10 local firefighters responding to Calif. wildfires return home


MARLBOROUGH, Conn. (WTNH/AP) — Firefighters who went to California to help control its wildfires returned home Saturday.

10 firefighters from Connecticut and Massachusetts hit the road on Sept. 4 to help the Hoopa Valley Indian Reservation in northwest California, as well as the Red Salmon Complex in the Shasta-Trinity National Forest.

Four full-time employees of the Department of Energy and Environmental Protection (DEEP) were among the crew, along with one full-time employee from Rhode Island’s Department of Environmental Management, and five private individuals hired temporarily by the federal government.

Due to coronavirus concerns, they had to drive to and from California instead of flying. The long drive there was only the beginning of their battle.

“Some of the men and women on our crew have a lot of experience, have been out on a lot of fires, and this fire, in particular, was some of the most extreme terrains many of them have ever worked in,” Paul Rego said.

They said they could see the effects of the wildfires even before reaching California. Once the caravan reached Utah, they saw smoke completely covering the sky.
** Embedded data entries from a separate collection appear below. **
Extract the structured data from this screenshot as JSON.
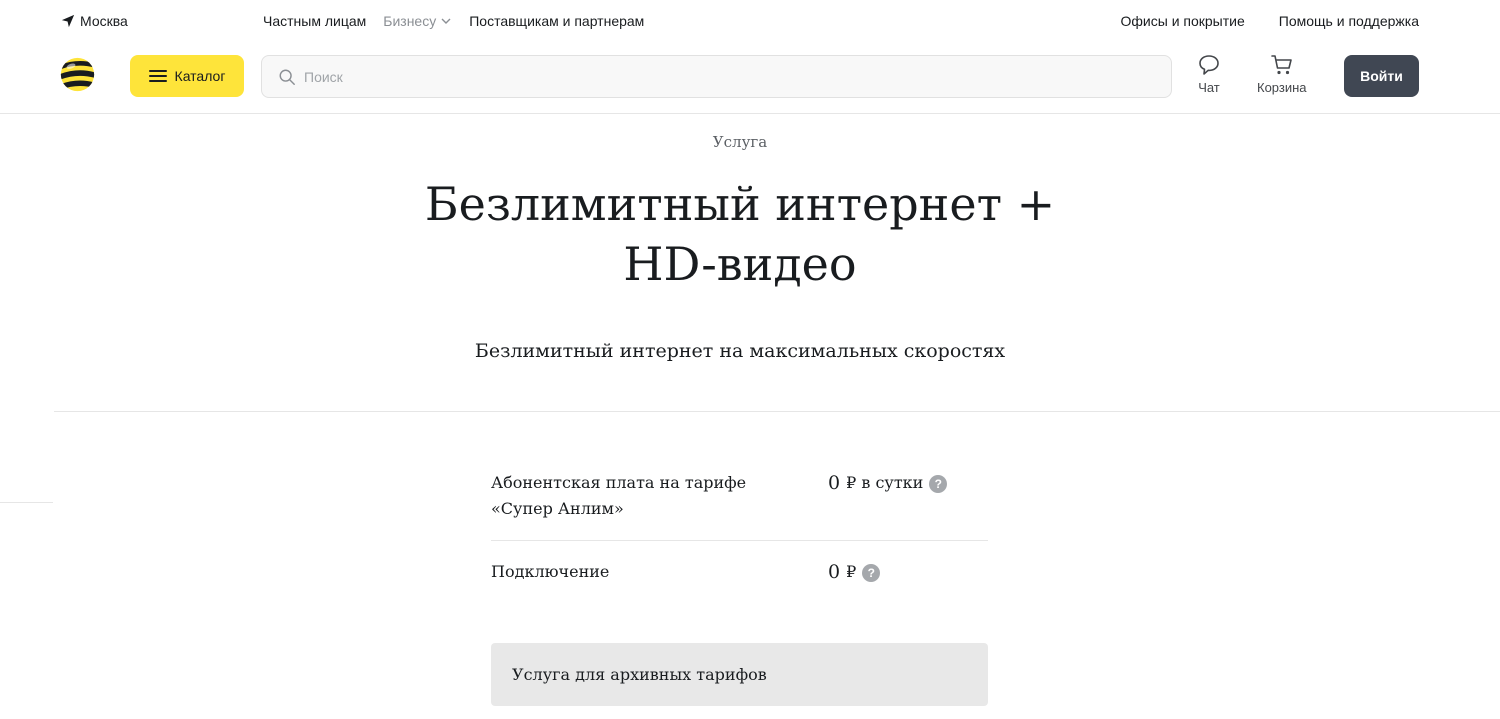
{
  "topbar": {
    "city": "Москва",
    "segments": [
      {
        "label": "Частным лицам",
        "active": true
      },
      {
        "label": "Бизнесу",
        "active": false
      },
      {
        "label": "Поставщикам и партнерам",
        "active": true
      }
    ],
    "right_links": [
      "Офисы и покрытие",
      "Помощь и поддержка"
    ]
  },
  "header": {
    "catalog_label": "Каталог",
    "search_placeholder": "Поиск",
    "chat_label": "Чат",
    "cart_label": "Корзина",
    "login_label": "Войти",
    "colors": {
      "brand_yellow": "#fee43a",
      "login_bg": "#404753"
    }
  },
  "main": {
    "eyebrow": "Услуга",
    "title": "Безлимитный интернет + HD-видео",
    "subtitle": "Безлимитный интернет на максимальных скоростях",
    "prices": [
      {
        "label": "Абонентская плата на тарифе «Супер Анлим»",
        "amount": "0",
        "unit": "₽ в сутки"
      },
      {
        "label": "Подключение",
        "amount": "0",
        "unit": "₽"
      }
    ],
    "help_glyph": "?",
    "archive_note": "Услуга для архивных тарифов"
  }
}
“We did not see the sun the entire time we were out there, completely smoke obscured,” Rich Scalora said. “We were in smoke all day, every day. Unfortunately, that’s just California at this time of year.”

They mainly fought the fires was with, in fact, fire. They used drip torches to control the direction and size of the fire and maneuver it away from surrounding communities.

The crews worked 12 hour days, starting at 2 p.m. and ending around 2 a.m.

The Red Salmon Complex saw 110,000 acres damaged from the fires as of Tuesday morning, but the crew says that it is one of the smaller fires in California this season.

The crew is thankful for the experience and will use the skills learned in California to help control any future wildfires they come across, whether it will be back at the Golden State or right here in Connecticut.

This is the second group of people that DEEP sent to California to provide aid during the wildfires; the first group responded to the Modoc National Forest this past July.